Job saw three great needs of man which find their answers in Jesus Christ, which go to the core of life. In Job 9:2, Job asked the question, “But how should man be just before God?” Again in Job 14:4 he asks a similar question “Who can bring a clean thing out of an unclean?” Job wanted to know how can a sinful man (of which we are all sinners) find acceptance with a holy God? The answer to this question is found in the person and work of Jesus Christ. Romans 3:24-25 says “Being justified freely by His grace through the redemption which is in Christ Jesus, whom God hath set forth to be a propitiation through faith in His blood to declare His righteousness for the remission of sins that are past through the forbearance of God”. This means Jesus Christ paid the penalty for our sins satisfying the demands of a holy God. On the basis of Christ’s substitutionary death, God declares the believing sinner justified, fully accepted and clothed in the righteousness of Christ.
The second need Job saw is found in Job 23:3. He states: “Oh that I knew where I might find Him, that I might come even to His seat!” Job wants to come into the presence of the invisible God. Jesus answered this need when He told Phillip, “He that hath seen Me hath seen the Father.” If you want to know what God is like, then look at the Lord Jesus Christ. He has all attributes that God the Father has and He is the One who is the mediator between God and man. He is the Incarnate Word, Emmanuel, God with us. It is only through the Lord Jesus Christ that we come to know the Father. Jesus said, “I am the way, the truth and the life; no man comes unto the Father but by me.”
The last great need that Job saw related to the death of man. “If a man die shall he live again?” (Job 14:14) Job answered in the affirmative. “All the days of my appointed time will I wait, till my change come. Thou shall call and I will answer Thee” (Job 14b-15a). Job believed that there would be a resurrection day. This hope finds its fulfillment in Jesus Christ. Again He says, “The hour is coming in which all that are in the graves shall hear His voice and shall come forth.”

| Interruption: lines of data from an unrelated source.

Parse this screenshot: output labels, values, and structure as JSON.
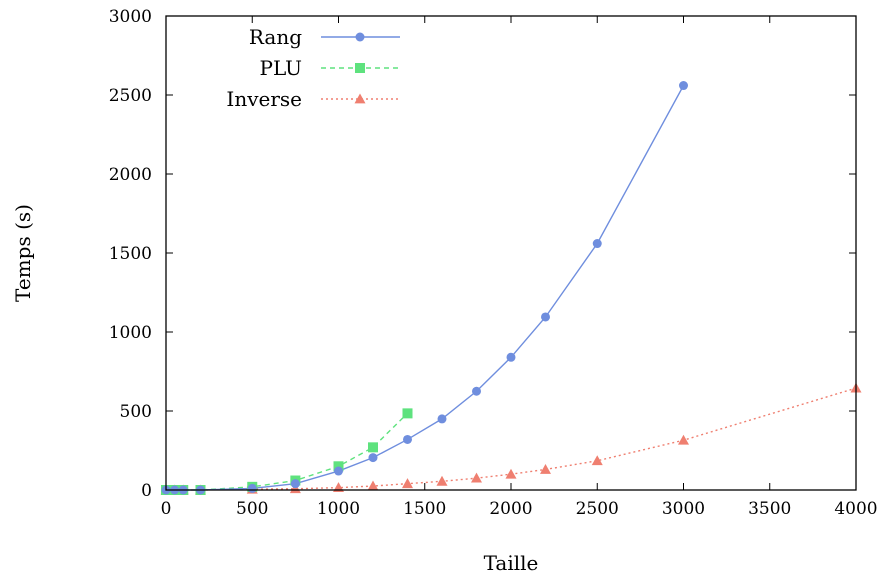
{
  "chart_data": {
    "type": "line",
    "title": "",
    "xlabel": "Taille",
    "ylabel": "Temps (s)",
    "xlim": [
      0,
      4000
    ],
    "ylim": [
      0,
      3000
    ],
    "xticks": [
      0,
      500,
      1000,
      1500,
      2000,
      2500,
      3000,
      3500,
      4000
    ],
    "yticks": [
      0,
      500,
      1000,
      1500,
      2000,
      2500,
      3000
    ],
    "grid": false,
    "legend_position": "top-left",
    "series": [
      {
        "name": "Rang",
        "color": "#6f8ede",
        "marker": "circle",
        "line_style": "solid",
        "points": [
          [
            0,
            0
          ],
          [
            50,
            0
          ],
          [
            100,
            0
          ],
          [
            200,
            0
          ],
          [
            500,
            10
          ],
          [
            750,
            40
          ],
          [
            1000,
            120
          ],
          [
            1200,
            205
          ],
          [
            1400,
            320
          ],
          [
            1600,
            450
          ],
          [
            1800,
            625
          ],
          [
            2000,
            840
          ],
          [
            2200,
            1095
          ],
          [
            2500,
            1560
          ],
          [
            3000,
            2560
          ]
        ]
      },
      {
        "name": "PLU",
        "color": "#5ee27e",
        "marker": "square",
        "line_style": "dashed",
        "points": [
          [
            0,
            0
          ],
          [
            50,
            0
          ],
          [
            100,
            0
          ],
          [
            200,
            0
          ],
          [
            500,
            20
          ],
          [
            750,
            60
          ],
          [
            1000,
            150
          ],
          [
            1200,
            270
          ],
          [
            1400,
            485
          ]
        ]
      },
      {
        "name": "Inverse",
        "color": "#ef7f70",
        "marker": "triangle",
        "line_style": "dotted",
        "points": [
          [
            0,
            0
          ],
          [
            50,
            0
          ],
          [
            100,
            0
          ],
          [
            200,
            0
          ],
          [
            500,
            5
          ],
          [
            750,
            8
          ],
          [
            1000,
            15
          ],
          [
            1200,
            25
          ],
          [
            1400,
            40
          ],
          [
            1600,
            55
          ],
          [
            1800,
            75
          ],
          [
            2000,
            100
          ],
          [
            2200,
            130
          ],
          [
            2500,
            185
          ],
          [
            3000,
            315
          ],
          [
            4000,
            645
          ]
        ]
      }
    ]
  }
}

Jesus said, “I am the resurrection and the life; he that believeth in Me, though he were dead, yet shall he live”. This is the answer to physical death, the resurrecting power of Jesus Christ. Jesus said, “Because I live, you shall live also” (John 14:19). Earlier, Jesus had said, “The hour is coming in which all that are in the graves shall hear my voice and shall come forth”. Job also understood that this resurrection involved more than just physical resurrection. The Bible says, “Without holiness, no man shall see God”. He must have new life through faith in Christ, be clothed in Christ’s righteousness. By faith Job declares, “In my flesh I shall see God”. In John 5 Jesus says, “The dead shall hear the voice of the Son of God, and they that hear shall live”. Jesus told Martha, “He that believeth in me shall never die”. He was talking about spiritual life, the eternal life which we receive when we are saved. In Christ both spiritual life and new physical life are joined. The Scriptures proclaim a day when “He shall change our vile body that we may be fashioned like His glorious body”. Job had this hope. He affirmed, “I know that my redeemer liveth, and that He shall stand in the latter day upon the earth; and though after my skin worms destroy this body, yet in my flesh shall I see God, whom I shall see for myself, and mine eyes shall behold and not another though my heart be consumed within me” (Job 19:25-27).
Job understood the need of man to have right standing before God, to know God, and to have new spiritual life and new bodies. He looked forward to the coming of his Redeemer, the Lord Jesus Christ. We today have the same hope that Job did as we look back upon the completed work of Jesus Christ.